On June 27, 2022, the Board of Governors of the Federal Reserve System announced in a Federal Register notice that the Federal Reserve Banks will adopt the ISO 20022 message format for the Fedwire Funds Service in a single-day implementation strategy on March 10, 2025. The Federal Reserve Banks will sunset the existing proprietary Fedwire Application Interface Manual (FAIM) format and replace all FAIM messages with ISO 20022 messages. With this implementation now less than a year away, many wonder how many financial institutions are ready to fully support these changes, especially in consideration of business continuity at the end-user/customer level.

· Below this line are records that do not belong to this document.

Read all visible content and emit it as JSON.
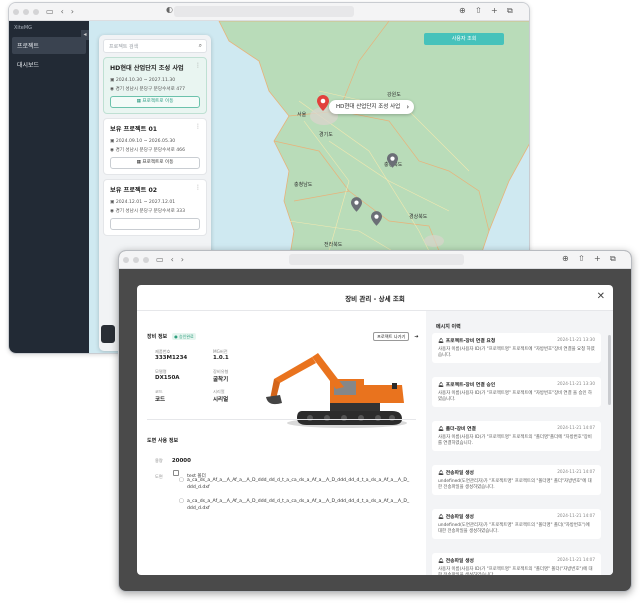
{
  "back_window": {
    "brand": "XiteMG",
    "nav": [
      "프로젝트",
      "대시보드"
    ],
    "search_placeholder": "프로젝트 검색",
    "lookup_button": "사용자 조회",
    "projects": [
      {
        "title": "HD현대 산업단지 조성 사업",
        "dates": "2024.10.30 ~ 2027.11.30",
        "address": "경기 성남시 분당구 분당수서로 477",
        "button": "프로젝트로 이동"
      },
      {
        "title": "보유 프로젝트 01",
        "dates": "2024.09.10 ~ 2026.05.30",
        "address": "경기 성남시 분당구 분당수서로 466",
        "button": "프로젝트로 이동"
      },
      {
        "title": "보유 프로젝트 02",
        "dates": "2024.12.01 ~ 2027.12.01",
        "address": "경기 성남시 분당구 분당수서로 333",
        "button": ""
      }
    ],
    "map": {
      "callout": "HD현대 산업단지 조성 사업",
      "labels": [
        "강원도",
        "서울",
        "충청북도",
        "충청남도",
        "경상북도",
        "전라북도",
        "경기도"
      ]
    }
  },
  "modal": {
    "title": "장비 관리 - 상세 조회",
    "equipment_info": {
      "heading": "장비 정보",
      "status": "승인완료",
      "export_button": "프로젝트 나가기",
      "fields": [
        {
          "label": "제품번호",
          "value": "333M1234"
        },
        {
          "label": "MG버전",
          "value": "1.0.1"
        },
        {
          "label": "모델명",
          "value": "DX150A"
        },
        {
          "label": "장비유형",
          "value": "굴착기"
        },
        {
          "label": "코드",
          "value": "코드"
        },
        {
          "label": "시리얼",
          "value": "시리얼"
        }
      ]
    },
    "drawing_info": {
      "heading": "도면 사용 정보",
      "capacity_label": "용량",
      "capacity_value": "20000",
      "drawing_label": "도면",
      "folder": "test 폴더",
      "files": [
        "a_ca_ds_a_Af_a__A_Af_a__A_D_ddd_dd_d_t_a_ca_ds_a_Af_a__A_D_ddd_dd_d_t_a_ds_a_Af_a__A_D_ddd_d.dxf",
        "a_ca_ds_a_Af_a__A_Af_a__A_D_ddd_dd_d_t_a_ca_ds_a_Af_a__A_D_ddd_dd_d_t_a_ds_a_Af_a__A_D_ddd_d.dxf"
      ]
    },
    "history": {
      "heading": "메시지 이력",
      "items": [
        {
          "title": "프로젝트-장비 연결 요청",
          "date": "2024-11-21 13:30",
          "body": "사용자 이름(사용자 ID)가 \"프로젝트명\" 프로젝트에 \"자방번호\"장비 연결을 요청 하였습니다."
        },
        {
          "title": "프로젝트-장비 연결 승인",
          "date": "2024-11-21 13:30",
          "body": "사용자 이름(사용자 ID)가 \"프로젝트명\" 프로젝트에 \"자방번호\"장비 연결 을 승인 하였습니다."
        },
        {
          "title": "폴더-장비 연결",
          "date": "2024-11-21 14:07",
          "body": "사용자 이름(사용자 ID)가 \"프로젝트명\" 프로젝트의 \"폴더명\"폴더에 \"자방번호\"장비를 연결하였습니다."
        },
        {
          "title": "전송파일 생성",
          "date": "2024-11-21 14:07",
          "body": "undefined(도면관리자)가 \"프로젝트명\" 프로젝트의 \"폴더명\" 폴더\"자방번호\"에 대한 전송파일을 생성하였습니다."
        },
        {
          "title": "전송파일 생성",
          "date": "2024-11-21 14:07",
          "body": "undefined(도면관리자)가 \"프로젝트명\" 프로젝트의 \"폴더명\" 폴더(\"자방번호\")에 대한 전송파일을 생성하였습니다."
        },
        {
          "title": "전송파일 생성",
          "date": "2024-11-21 14:07",
          "body": "사용자 이름(사용자 ID)가 \"프로젝트명\" 프로젝트의 \"폴더명\" 폴더(\"자방번호\")에 대한 전송파일을 생성하였습니다."
        }
      ]
    }
  },
  "colors": {
    "accent": "#46c2bb",
    "sidebar": "#222a35",
    "pin_active": "#e2413c",
    "pin": "#6b6f76"
  }
}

For modern payments, including wires, the ISO 20022 standard is table stakes for financial institutions and payment processors alike. Most payment rails and global market infrastructures are moving to ISO 20022 messaging standards. ISO 20022 has been live on the SWIFT cross-border network since March 2023. Leveraging this global standard for financial transactions and payments enhances affordability, speed, and data. ISO 20022 can promote use of application programming interfaces for seamless integration and communications between parties and applications. There are also revenue drivers tied to ISO opportunities.
But migrations like these require costly investments in legacy payment systems to get them up to speed. Preparing a financial institution's wire systems for ISO 20022 calls for an inventory and upgrade of the systems that support wire operations.
These systems include:
- Direct
- Cash management systems/Treasury operations
- Compliance screening (OFAC/AML)
- Downstream
- Research/analytics
- Accounting/billing
- Legal/regulatory reporting
- Upstream
- Enterprise resource-planning systems
- Client-facing systems (online banking/mobile payments)
- Fraud monitoring
To complicate wire-transfer strategy deliberations, financial institutions may be contemplating instant payment systems. Most boards have been talking about their instant payment strategy now that FedNow and RTP (from "real-time payments") are available and ready to reach more end points in the United States. In this regard, not only are instant payments competing for investment dollars but also they are competing for the business use case typical for wires, allowing a switch to a more cost-efficient and already-ISO-20022-enabled payment rail. In my opinion, the greatest opportunity for instant payment adoption is in current wire use cases.
However you adapt your wire strategy for ISO 20022 and new instant payment rails, below are some resources to support your journey.
- Fedwire Funds Service ISO 20022 Implementation Center has educational opportunities, testing requirements, key milestones, a preparedness dashboard, and checklists.
- Nacha's ISO 20022 Resource Center has a mapping guide for ACH payments, Introduction to ISO 20022 for U.S. Financial Institutions, a proof of concept, and other educational materials.
- The International Standards Organization ISO 20022 Registration Authority has extensive catalogues of tech specs, data dictionaries, governance guidelines, infographics, and API development resources.
- SWIFT's ISO 20022 for Dummies includes the chapter "Ten Reasons to Adopt ISO 20022," summarizes messaging standards, and contains links for implementers.